Танечка жила с ним как бы авансом, ради “светлого будущего”, видя в нем не того, кто он есть, а того, кем он может стать. И чтобы скорее это великолепное превращение осуществилось, она всячески воспитывала и переделывала его. Каждый день она уговаривала себя, убеждала, что нужно всего лишь немного подождать, немного потерпеть и так тщательно взращиваемые в нем достоинства, наконец, дадут свои плоды, а старательно искореняемые недостатки завянут. И когда вот-вот и уже должна была свершиться эта волшебная перемена, как Михайлов ушел к другой женщине с массой недостатков и полным отсутствием каких-либо достоинств. Но ведь есть достоинства, которые не сразу заметишь, — эта женщина всего лишь приняла Михайлова таким, какой он есть сейчас, на данный момент, а не таким, каким он мог бы стать. По крайней мере, Михайлову так показалось. Ведь все мы в общем-то хотим, чтобы нас любили сейчас и таких, какие мы есть.

“Как же это было давно, давно! — думала Танечка, играя на работе в тетрис. — Как хорошо, что все давно позади, и с Андреем все будет не так, совсем не так”. И она по полной программе предавалась счастливым фантазиям с миллионами алых роз и белыми лимузинами. А днем, когда она в обеденный перерыв радостно выпорхнула из офиса, чтобы купить в магазине пирожков, ее перехватила в полете рука с до боли знакомыми часами на запястье.
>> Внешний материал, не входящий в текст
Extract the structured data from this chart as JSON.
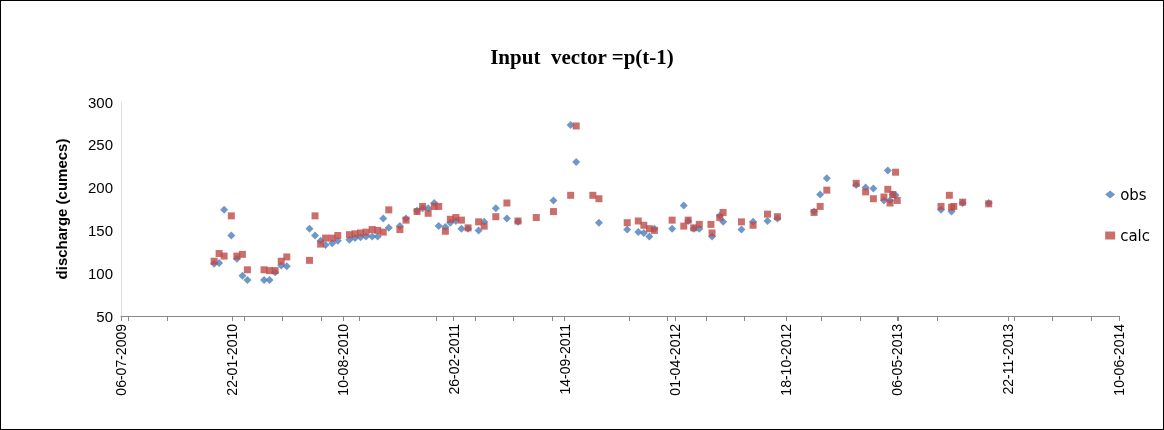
{
  "chart_data": {
    "type": "scatter",
    "title": "Input  vector =p(t-1)",
    "ylabel": "discharge (cumecs)",
    "x": [
      "2009-12-21",
      "2009-12-30",
      "2010-01-08",
      "2010-01-21",
      "2010-01-31",
      "2010-02-10",
      "2010-02-19",
      "2010-03-21",
      "2010-03-31",
      "2010-04-10",
      "2010-04-21",
      "2010-05-01",
      "2010-06-11",
      "2010-06-21",
      "2010-07-01",
      "2010-07-10",
      "2010-07-22",
      "2010-08-01",
      "2010-08-22",
      "2010-09-01",
      "2010-09-11",
      "2010-09-21",
      "2010-10-02",
      "2010-10-12",
      "2010-10-22",
      "2010-11-01",
      "2010-11-21",
      "2010-12-02",
      "2010-12-22",
      "2011-01-01",
      "2011-01-11",
      "2011-01-22",
      "2011-01-30",
      "2011-02-11",
      "2011-02-20",
      "2011-03-02",
      "2011-03-12",
      "2011-03-24",
      "2011-04-12",
      "2011-04-22",
      "2011-05-13",
      "2011-06-02",
      "2011-06-22",
      "2011-07-25",
      "2011-08-25",
      "2011-09-25",
      "2011-10-05",
      "2011-11-04",
      "2011-11-15",
      "2012-01-05",
      "2012-01-25",
      "2012-02-04",
      "2012-02-14",
      "2012-02-23",
      "2012-03-26",
      "2012-04-16",
      "2012-04-24",
      "2012-05-04",
      "2012-05-14",
      "2012-06-04",
      "2012-06-06",
      "2012-06-20",
      "2012-06-26",
      "2012-07-29",
      "2012-08-19",
      "2012-09-14",
      "2012-10-02",
      "2012-12-07",
      "2012-12-18",
      "2012-12-30",
      "2013-02-21",
      "2013-03-10",
      "2013-03-24",
      "2013-04-12",
      "2013-04-19",
      "2013-04-23",
      "2013-04-28",
      "2013-05-03",
      "2013-05-06",
      "2013-07-24",
      "2013-08-08",
      "2013-08-12",
      "2013-08-16",
      "2013-09-01",
      "2013-10-18"
    ],
    "series": [
      {
        "name": "obs",
        "color": "#4a7ebb",
        "marker": "diamond",
        "values": [
          111,
          112,
          174,
          144,
          117,
          97,
          92,
          92,
          92,
          101,
          109,
          108,
          152,
          144,
          138,
          133,
          135,
          138,
          139,
          141,
          142,
          143,
          143,
          143,
          164,
          153,
          155,
          164,
          173,
          176,
          176,
          182,
          155,
          154,
          159,
          161,
          152,
          152,
          150,
          160,
          176,
          164,
          160,
          null,
          185,
          273,
          230,
          null,
          159,
          151,
          148,
          147,
          143,
          152,
          152,
          179,
          161,
          152,
          152,
          null,
          143,
          167,
          160,
          151,
          160,
          161,
          164,
          172,
          192,
          211,
          203,
          200,
          199,
          185,
          220,
          185,
          192,
          191,
          null,
          174,
          null,
          172,
          null,
          182,
          182
        ]
      },
      {
        "name": "calc",
        "color": "#be4b48",
        "marker": "square",
        "values": [
          114,
          123,
          120,
          167,
          120,
          122,
          104,
          104,
          103,
          103,
          114,
          119,
          115,
          167,
          134,
          141,
          141,
          144,
          145,
          146,
          147,
          148,
          151,
          150,
          148,
          174,
          151,
          162,
          172,
          178,
          170,
          178,
          178,
          149,
          163,
          165,
          162,
          153,
          160,
          155,
          166,
          182,
          161,
          165,
          172,
          191,
          272,
          191,
          187,
          159,
          161,
          156,
          152,
          150,
          162,
          155,
          162,
          153,
          157,
          157,
          147,
          165,
          171,
          160,
          156,
          169,
          166,
          171,
          178,
          197,
          205,
          195,
          187,
          189,
          198,
          182,
          192,
          218,
          185,
          178,
          191,
          177,
          178,
          183,
          181
        ]
      }
    ],
    "xlim": [
      "2009-07-06",
      "2014-06-10"
    ],
    "xticks": [
      {
        "value": "2009-07-06",
        "label": "06-07-2009"
      },
      {
        "value": "2010-01-22",
        "label": "22-01-2010"
      },
      {
        "value": "2010-08-10",
        "label": "10-08-2010"
      },
      {
        "value": "2011-02-26",
        "label": "26-02-2011"
      },
      {
        "value": "2011-09-14",
        "label": "14-09-2011"
      },
      {
        "value": "2012-04-01",
        "label": "01-04-2012"
      },
      {
        "value": "2012-10-18",
        "label": "18-10-2012"
      },
      {
        "value": "2013-05-06",
        "label": "06-05-2013"
      },
      {
        "value": "2013-11-22",
        "label": "22-11-2013"
      },
      {
        "value": "2014-06-10",
        "label": "10-06-2014"
      }
    ],
    "ylim": [
      50,
      300
    ],
    "yticks": [
      50,
      100,
      150,
      200,
      250,
      300
    ],
    "grid": false,
    "legend": "right"
  }
}
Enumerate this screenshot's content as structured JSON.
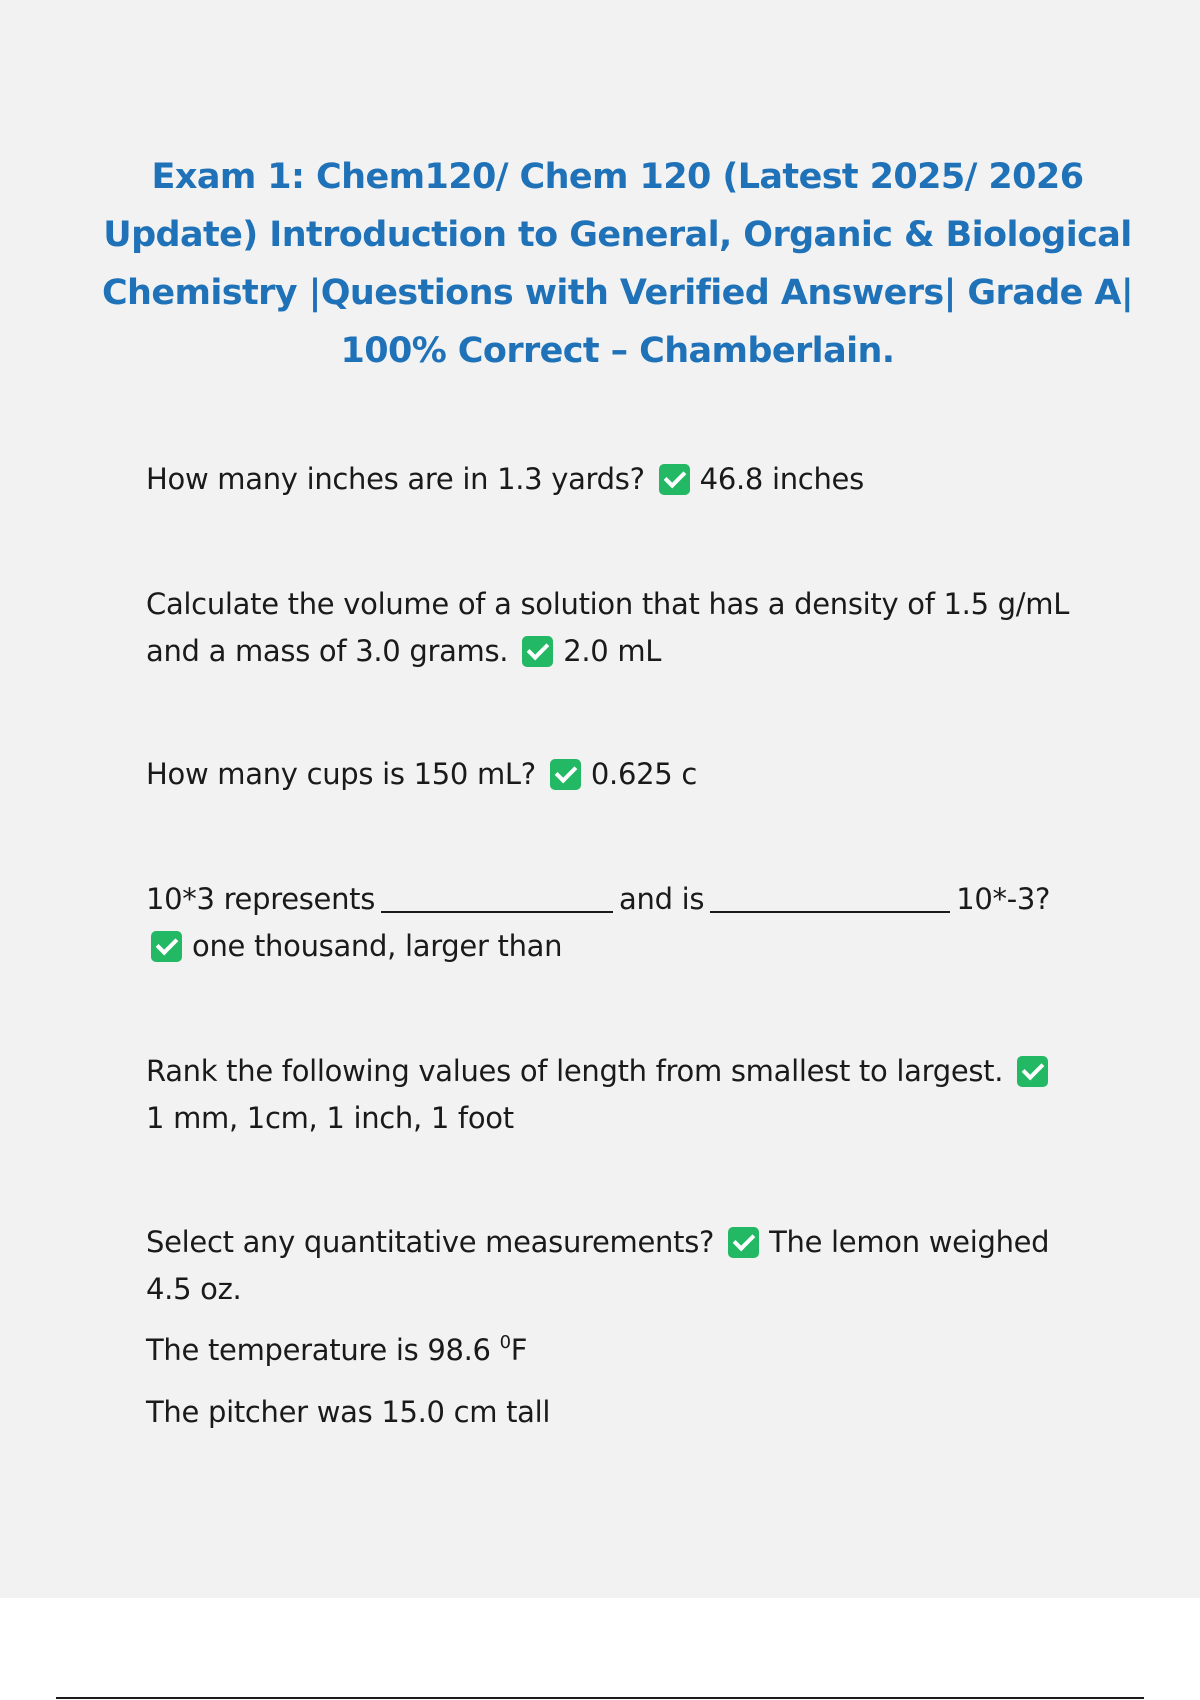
{
  "title": "Exam 1: Chem120/ Chem 120 (Latest 2025/ 2026 Update) Introduction to General, Organic & Biological Chemistry |Questions with Verified Answers| Grade A| 100% Correct – Chamberlain.",
  "questions": [
    {
      "question": "How many inches are in 1.3 yards?",
      "answer": "46.8 inches"
    },
    {
      "question": "Calculate the volume of a solution that has a density of 1.5 g/mL and a mass of 3.0 grams.",
      "answer": "2.0 mL"
    },
    {
      "question": "How many cups is 150 mL?",
      "answer": "0.625 c"
    },
    {
      "question_part1": "10*3 represents",
      "question_part2": "and is",
      "question_part3": "10*-3?",
      "answer": "one thousand, larger than"
    },
    {
      "question": "Rank the following values of length from smallest to largest.",
      "answer": "1 mm, 1cm, 1 inch, 1 foot"
    },
    {
      "question": "Select any quantitative measurements?",
      "answer": "The lemon weighed 4.5 oz.",
      "extra_line1_pre": "The temperature is 98.6",
      "extra_line1_sup": "0",
      "extra_line1_post": "F",
      "extra_line2": "The pitcher was 15.0 cm tall"
    }
  ],
  "icons": {
    "answer_marker": "check-mark-box-icon",
    "answer_marker_color": "#23b864"
  },
  "colors": {
    "title": "#1f72b8",
    "page_background": "#f2f2f2"
  }
}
— Помнишь, я боялась, что он меня бросит? — тем же вечером Татьяна, прикупив бутылку водки и упаковку сока, примчалась к Лариске. — Я так боялась, что он меня бросит и мне будет больно. Но, когда мы расстались, я поняла, что больно мне было, когда он был рядом. Пять лет мне было больно каждый день — представляешь?

— Пять лет с одним мужиком — не представляю. — Лариска, как всегда, была спокойна и мудра.

— Не смейся, я не об этом. Я услышала его голос, и мне опять стало больно. — Татьяна сидела прямо и крутила поочередно кольца на пальцах. — Я думала, уже все прошло. Оно пройдет когда-нибудь? Сколько можно меня мучить? Я же живой человек! А этой сволочи все мало — встречается еще!

— Что он хотел-то? Зачем остановил?

— Спросить, как дела…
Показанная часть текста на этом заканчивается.